Our comrades in the United States have acted correctly, showing initiative in the creation of such a party. But they must still take active measures in order that the creation of such a party should become the affair of the masses themselves. The question of the organization [Page 237] of the ‘farm labor party’ and its program must be decided in the mass popular gatherings. It is necessary to develop the widest possible kind of movement for the creation of this party and to lead it.

In no case can there be permitted a transfer of initiative in the organization of the party to the hands of those elements which wish to make use of the dissatisfaction of the millions of the masses, disillusioned by both of the bourgeois parties, the Democrat and the Republican, for the creation of a ‘third’ party in the United States, such as an anti-Communist party or a party directed against the revolutionary movement.…51

We hail the leader of the Spanish Socialists Caballero who has been imprisoned by the counterrevolutionists; Tom Mooney who has been languishing in prison for 18 years and the thousands of other prisoners of capital and Fascism (stormy applause) and we say to them, ‘Brothers in struggle and in arms you are not forgotten. We are with you. Every hour of our lives, every drop of our blood we will give for your liberation and the emancipation of all toilers from the disgraceful Fascist regime.[’] (Stormy applause, all in the hall rise.)

Comrades you remember the ancient story of the taking of Troy. Troy was protected from the army which was attacking her by impenetrable walls and the attacking army, having sacrificed not a few victims, could not succeed in the attack until, with the help of the famous horse of Troy, it was able to penetrate into the heart of the enemy.

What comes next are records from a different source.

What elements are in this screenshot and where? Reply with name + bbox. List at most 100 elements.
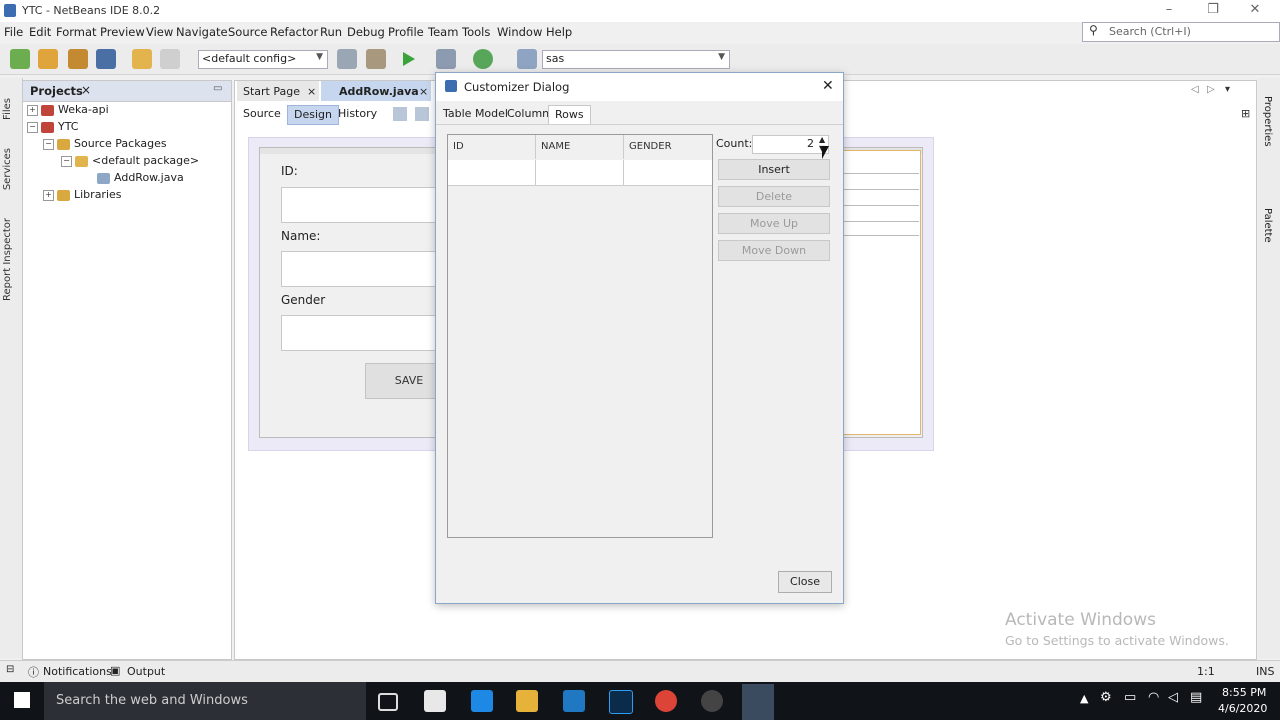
undo-icon[interactable]	[132, 49, 152, 69]
rows-table[interactable]: ID NAME GENDER	[447, 134, 713, 538]
table-cell[interactable]	[536, 160, 624, 186]
table-cell[interactable]	[448, 160, 536, 186]
move-down-button[interactable]: Move Down	[718, 240, 830, 261]
scroll-tabs-left-icon[interactable]: ◁	[1191, 84, 1199, 95]
scroll-tabs-right-icon[interactable]: ▷	[1207, 84, 1215, 95]
photoshop-icon[interactable]	[609, 690, 633, 714]
volume-icon[interactable]: ◁	[1168, 690, 1178, 705]
delete-button[interactable]: Delete	[718, 186, 830, 207]
menu-view[interactable]: View	[146, 25, 173, 39]
side-tab-services[interactable]: Services	[2, 148, 13, 190]
redo-icon[interactable]	[160, 49, 180, 69]
clean-build-icon[interactable]	[366, 49, 386, 69]
restore-button[interactable]: ❐	[1198, 2, 1228, 20]
minimize-panel-icon[interactable]: ▭	[213, 83, 222, 94]
count-spinner[interactable]: 2 ▲ ▼	[752, 135, 829, 154]
close-window-button[interactable]: ✕	[1240, 2, 1270, 20]
close-icon[interactable]: ×	[307, 85, 316, 98]
tree-item-source-packages[interactable]: − Source Packages	[43, 137, 167, 150]
edge-icon[interactable]	[471, 690, 493, 712]
tree-item-weka-api[interactable]: + Weka-api	[27, 103, 109, 116]
menu-source[interactable]: Source	[228, 25, 268, 39]
wifi-icon[interactable]: ◠	[1148, 690, 1159, 705]
message-icon[interactable]: ▤	[1190, 690, 1202, 705]
profile-combo[interactable]: sas ▼	[542, 50, 730, 69]
file-explorer-icon[interactable]	[516, 690, 538, 712]
column-header-name[interactable]: NAME	[536, 135, 624, 159]
menu-window[interactable]: Window	[497, 25, 542, 39]
view-tab-history[interactable]: History	[332, 105, 383, 123]
save-all-icon[interactable]	[96, 49, 116, 69]
collapse-icon[interactable]: −	[27, 121, 38, 133]
menu-team[interactable]: Team	[428, 25, 458, 39]
expand-icon[interactable]: +	[27, 104, 38, 116]
menu-debug[interactable]: Debug	[347, 25, 385, 39]
run-icon[interactable]	[403, 52, 415, 66]
expand-icon[interactable]: +	[43, 189, 54, 201]
menu-file[interactable]: File	[4, 25, 23, 39]
show-opened-documents-icon[interactable]: ▾	[1225, 84, 1230, 95]
battery-icon[interactable]: ▭	[1124, 690, 1136, 705]
minimize-button[interactable]: –	[1154, 2, 1184, 20]
name-text-field[interactable]	[281, 251, 443, 287]
network-tray-icon[interactable]: ⚙	[1100, 690, 1112, 705]
attach-debugger-icon[interactable]	[517, 49, 537, 69]
netbeans-taskbar-icon[interactable]	[742, 684, 774, 720]
menu-profile[interactable]: Profile	[388, 25, 424, 39]
panel-toggle-icon[interactable]: ⊟	[6, 664, 14, 675]
component-inspector-icon[interactable]: ⊞	[1241, 107, 1250, 120]
config-combo[interactable]: <default config> ▼	[198, 50, 328, 69]
menu-help[interactable]: Help	[546, 25, 572, 39]
network-app-icon[interactable]	[563, 690, 585, 712]
tree-item-addrow-java[interactable]: AddRow.java	[97, 171, 184, 184]
menu-format[interactable]: Format	[56, 25, 97, 39]
windows-start-icon[interactable]	[14, 692, 30, 708]
output-button[interactable]: Output	[127, 665, 165, 678]
taskbar-date[interactable]: 4/6/2020	[1218, 702, 1267, 715]
side-tab-files[interactable]: Files	[2, 98, 13, 120]
close-icon[interactable]: ×	[419, 85, 428, 98]
tree-item-default-package[interactable]: − <default package>	[61, 154, 199, 167]
tab-start-page[interactable]: Start Page ×	[237, 81, 319, 101]
dialog-close-button[interactable]: Close	[778, 571, 832, 593]
id-text-field[interactable]	[281, 187, 443, 223]
column-header-gender[interactable]: GENDER	[624, 135, 712, 159]
dialog-close-icon[interactable]: ✕	[822, 78, 834, 94]
tab-table-model[interactable]: Table Model	[443, 105, 508, 123]
selection-mode-icon[interactable]	[393, 107, 407, 121]
menu-preview[interactable]: Preview	[100, 25, 145, 39]
taskbar-search-box[interactable]: Search the web and Windows	[44, 682, 366, 720]
menu-navigate[interactable]: Navigate	[176, 25, 228, 39]
connection-mode-icon[interactable]	[415, 107, 429, 121]
move-up-button[interactable]: Move Up	[718, 213, 830, 234]
side-tab-properties[interactable]: Properties	[1262, 96, 1273, 147]
projects-close-icon[interactable]: ×	[81, 83, 91, 97]
ide-search-input[interactable]: ⚲ Search (Ctrl+I)	[1082, 22, 1280, 42]
tree-item-ytc[interactable]: − YTC	[27, 120, 78, 133]
tree-item-libraries[interactable]: + Libraries	[43, 188, 122, 201]
menu-refactor[interactable]: Refactor	[270, 25, 318, 39]
build-icon[interactable]	[337, 49, 357, 69]
collapse-icon[interactable]: −	[43, 138, 54, 150]
debug-icon[interactable]	[436, 49, 456, 69]
chrome-icon[interactable]	[655, 690, 677, 712]
menu-edit[interactable]: Edit	[29, 25, 51, 39]
column-header-id[interactable]: ID	[448, 135, 536, 159]
new-file-icon[interactable]	[10, 49, 30, 69]
jtable-preview[interactable]	[838, 150, 921, 435]
gender-text-field[interactable]	[281, 315, 443, 351]
side-tab-palette[interactable]: Palette	[1262, 208, 1273, 243]
side-tab-report-inspector[interactable]: Report Inspector	[2, 218, 13, 301]
notifications-button[interactable]: Notifications	[43, 665, 112, 678]
menu-run[interactable]: Run	[320, 25, 342, 39]
app-icon[interactable]	[701, 690, 723, 712]
new-project-icon[interactable]	[38, 49, 58, 69]
tab-addrow-java[interactable]: AddRow.java ×	[321, 81, 431, 101]
menu-tools[interactable]: Tools	[462, 25, 490, 39]
view-tab-source[interactable]: Source	[237, 105, 287, 123]
profile-icon[interactable]	[473, 49, 493, 69]
taskbar-time[interactable]: 8:55 PM	[1222, 686, 1266, 699]
show-hidden-icons-icon[interactable]: ▲	[1080, 692, 1088, 705]
tab-rows[interactable]: Rows	[548, 105, 591, 124]
insert-button[interactable]: Insert	[718, 159, 830, 180]
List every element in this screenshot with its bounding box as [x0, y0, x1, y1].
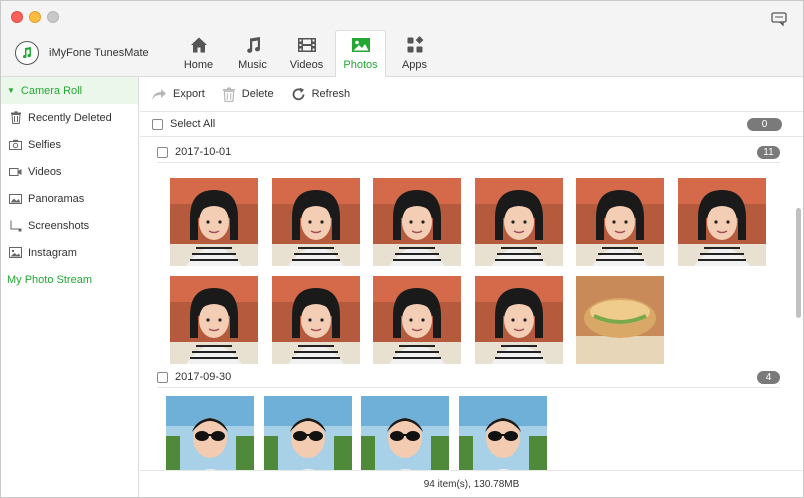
sidebar-item-instagram[interactable]: Instagram [1, 239, 138, 266]
status-bar: 94 item(s), 130.78MB [140, 470, 803, 497]
sidebar-item-label: Videos [28, 165, 62, 178]
photo-thumbnail[interactable] [475, 178, 563, 266]
photo-thumbnail[interactable] [272, 276, 360, 364]
main-panel: Export Delete Refresh Select All 0 2017-… [140, 77, 803, 497]
delete-label: Delete [241, 88, 274, 100]
maximize-window-button[interactable] [47, 11, 59, 23]
photo-thumbnail[interactable] [166, 396, 254, 470]
photo-thumbnail[interactable] [264, 396, 352, 470]
photo-thumbnail[interactable] [170, 178, 258, 266]
sidebar-item-label: Screenshots [28, 219, 90, 232]
photo-thumbnail[interactable] [576, 178, 664, 266]
photo-thumbnail[interactable] [678, 178, 766, 266]
photo-thumbnail[interactable] [373, 276, 461, 364]
tab-apps-label: Apps [401, 59, 428, 71]
sidebar-item-videos[interactable]: Videos [1, 158, 138, 185]
tab-music-label: Music [238, 59, 267, 71]
apps-icon [405, 35, 425, 55]
select-all-checkbox[interactable] [152, 118, 163, 130]
photo-list: 2017-10-01 11 2017-09-30 4 [140, 138, 803, 470]
tab-photos[interactable]: Photos [335, 30, 386, 77]
photo-thumbnail[interactable] [576, 276, 664, 364]
sidebar-item-label: Recently Deleted [28, 111, 112, 124]
select-all-label: Select All [170, 118, 216, 130]
sidebar-item-label: Panoramas [28, 192, 85, 205]
group-count-badge: 4 [757, 370, 780, 384]
tab-photos-label: Photos [343, 59, 378, 71]
photo-thumbnail[interactable] [475, 276, 563, 364]
select-all-bar: Select All 0 [140, 112, 803, 137]
date-group-header: 2017-09-30 4 [140, 363, 803, 391]
tab-videos-label: Videos [289, 59, 324, 71]
trash-icon [9, 111, 22, 124]
toolbar: Export Delete Refresh [140, 77, 803, 112]
photo-grid [140, 391, 803, 470]
panorama-icon [9, 192, 22, 205]
header-bar: iMyFone TunesMate Home Music Videos Phot… [1, 1, 803, 77]
video-icon [297, 35, 317, 55]
status-text: 94 item(s), 130.78MB [423, 478, 520, 490]
photos-icon [351, 35, 371, 55]
caret-down-icon: ▼ [7, 86, 15, 95]
close-window-button[interactable] [11, 11, 23, 23]
tab-videos[interactable]: Videos [281, 30, 332, 77]
tunesmate-logo-icon [15, 41, 39, 65]
tab-home[interactable]: Home [173, 30, 224, 77]
screenshot-icon [9, 219, 22, 232]
sidebar-item-camera-roll[interactable]: ▼ Camera Roll [1, 77, 138, 104]
delete-button[interactable]: Delete [222, 87, 274, 102]
refresh-label: Refresh [311, 88, 351, 100]
group-select-checkbox[interactable] [157, 146, 168, 158]
refresh-icon [292, 87, 304, 100]
sidebar-item-selfies[interactable]: Selfies [1, 131, 138, 158]
video-camera-icon [9, 165, 22, 178]
app-name: iMyFone TunesMate [49, 47, 149, 59]
group-select-checkbox[interactable] [157, 371, 168, 383]
date-group-header: 2017-10-01 11 [140, 138, 803, 166]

We, revolutionary workers, it seems to me, must not hesitate to adopt the same tactic in respect of our Fascist enemy, protected from the people by the living wall of his executioners (applause).

He who fails to understand the necessity of the adoption of such a tactic with regard to Fascism, who considers such an approach ‘beneath him’, such a person can be the finest of fellows but if you will allow me, he is a ‘gas bag’ and not a revolutionary; such a fellow is unable to lead the masses to the overthrow of the Fascist dictatorship (applause).”

Bullitt
  1. Omission indicated in the original.